東京は“出生率0.99”と全国で最も低く、初めて1を下回った。
なぜ少子化に歯止めがかからないのか?子育ての現場で話を聞いた。
6日、取材班が訪れた東京・葛飾区の保育園では、子どもたちが笑顔で遊んでいた。
保護者に「東京の0.99ショック」について聞いてみると、「(Q.子どもは何人?)1人。(子どもは1人で)当たり前だとしか思わなかった。産める環境ではない」、「周りの家庭も子どもは2人か1人のところが多いのは納得がいくのかなっていう感じ」といった声が聞かれた。
「納得」「当然」という声が多かったが、東京都の小池百合子知事は、「なかなか厳しいと思います。1989年に1.57ショックということがありながら、これまであまりそれに対して危機感抱かずにやってきたのではないか」と話した。
どうして東京都の出生率は低いのだろうか?
子育てをする親たちからは、「経済的にやっていけるのかと(不安がある)。共働きで一生懸命やっていかないと…という大変な面もかなり見えるので」、「出費が多ければ多いほど子育ては難しくなる部分は多い。東京に住むことが(子育ての)ハードルになるのではないか」といった意見が聞かれた。
心配の種は、“経済面での不安”。
東京は、地方と比べて物価や家賃が高く、ただでさえお金が必要な子育てまで手が回らないことが、0.99ショックの大きな要因になっているという。
全国的な調査で1番多いのは、「子育てや教育にお金がかかりすぎる」。
つまり、経済的な不安だった。
こうした状況を受けて東京都は、都内の0歳から18歳に年間6万円を支給するなど、独自の子育て支援策にも力を入れている。
それでも0.99ショックが起きてしまったが、小池知事は「しっかりと対策を打ったからこそ、なんとか踏みとどまって、全国の減少の率よりも東京は幅が少ないと思っている」と発言した。

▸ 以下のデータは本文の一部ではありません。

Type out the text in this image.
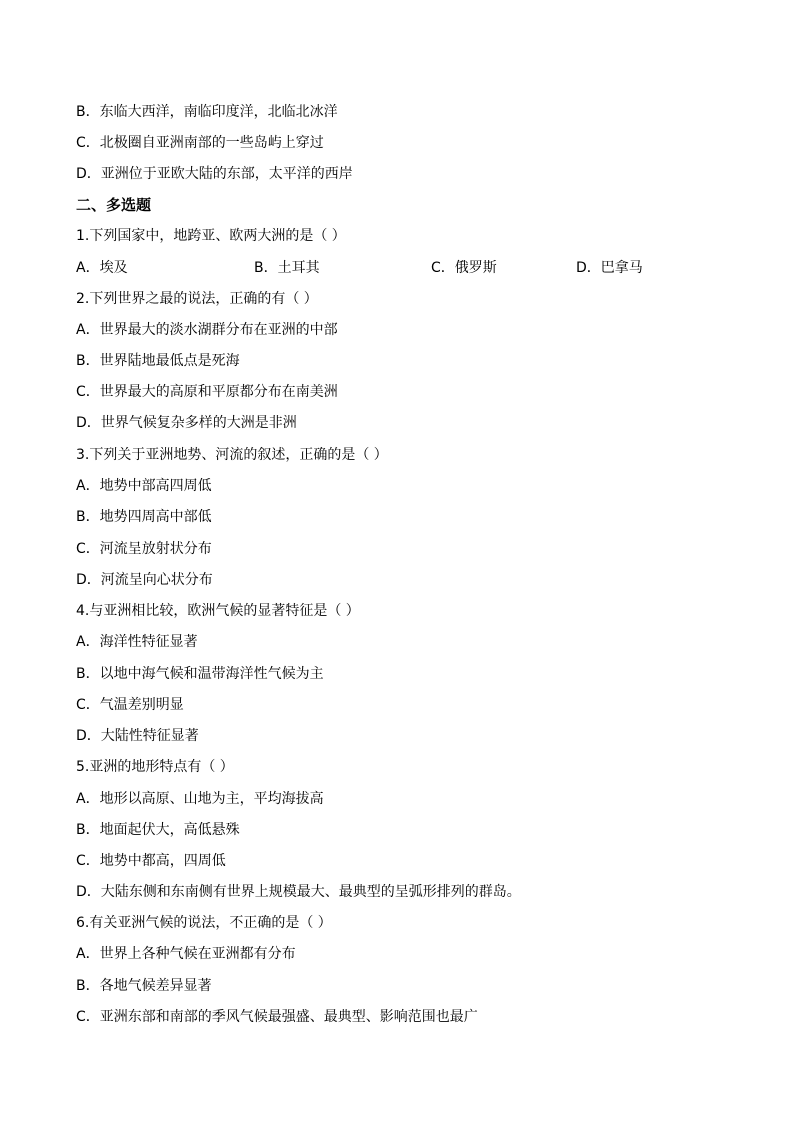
B．东临大西洋，南临印度洋，北临北冰洋
C．北极圈自亚洲南部的一些岛屿上穿过
D．亚洲位于亚欧大陆的东部，太平洋的西岸
二、多选题
1.下列国家中，地跨亚、欧两大洲的是（ ）
A．埃及	B．土耳其	C．俄罗斯	D．巴拿马
2.下列世界之最的说法，正确的有（ ）
A．世界最大的淡水湖群分布在亚洲的中部
B．世界陆地最低点是死海
C．世界最大的高原和平原都分布在南美洲
D．世界气候复杂多样的大洲是非洲
3.下列关于亚洲地势、河流的叙述，正确的是（ ）
A．地势中部高四周低
B．地势四周高中部低
C．河流呈放射状分布
D．河流呈向心状分布
4.与亚洲相比较，欧洲气候的显著特征是（ ）
A．海洋性特征显著
B．以地中海气候和温带海洋性气候为主
C．气温差别明显
D．大陆性特征显著
5.亚洲的地形特点有（ ）
A．地形以高原、山地为主，平均海拔高
B．地面起伏大，高低悬殊
C．地势中都高，四周低
D．大陆东侧和东南侧有世界上规模最大、最典型的呈弧形排列的群岛。
6.有关亚洲气候的说法，不正确的是（ ）
A．世界上各种气候在亚洲都有分布
B．各地气候差异显著
C．亚洲东部和南部的季风气候最强盛、最典型、影响范围也最广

そんな中、補助金以外にも必要とされている支援はないのか?
東京・中野区にある『しらさぎふれあい助産院』を取材した。
この助産院が行っているのは、産後の検診。
赤ちゃんの問診などに加えて、「フットケア」などのちょっと変わったサービスも。
院長の木村恵子院長は、こうした産後の母親に丁寧に寄り添ったケアが出生率の低下を防ぐ“カギ”だといい、「(子育て支援の)お金を配るとか、そうではなくて『また2人目、3人目を産みたい』と思ってくれないとその先がないので、そこが1番大事だと思う」と話した。
また、10日前に2人目を出産した道原寛未さん(37)は、「今回のお産がすごく楽しくて、機会があればもう1人(子どもが)いてもいいかなと」と答えた。
さらに、今回の出生率の発表で見えてきたのは“西高東低”。
地域的な偏りだった。
出生率の上位の都道府県を見ると、九州や中国地方など西日本に多く集まっている。
一方で、出生率の下位の都道府県は東日本や北日本に集中していることがわかる。
一体なぜなのか、芍薬レディースクリニック恵比寿の疋田裕美院長は、「暖かいところの方が外に出やすいので人と出会うこともできるし、生活コストも安くすむ」とコメントした。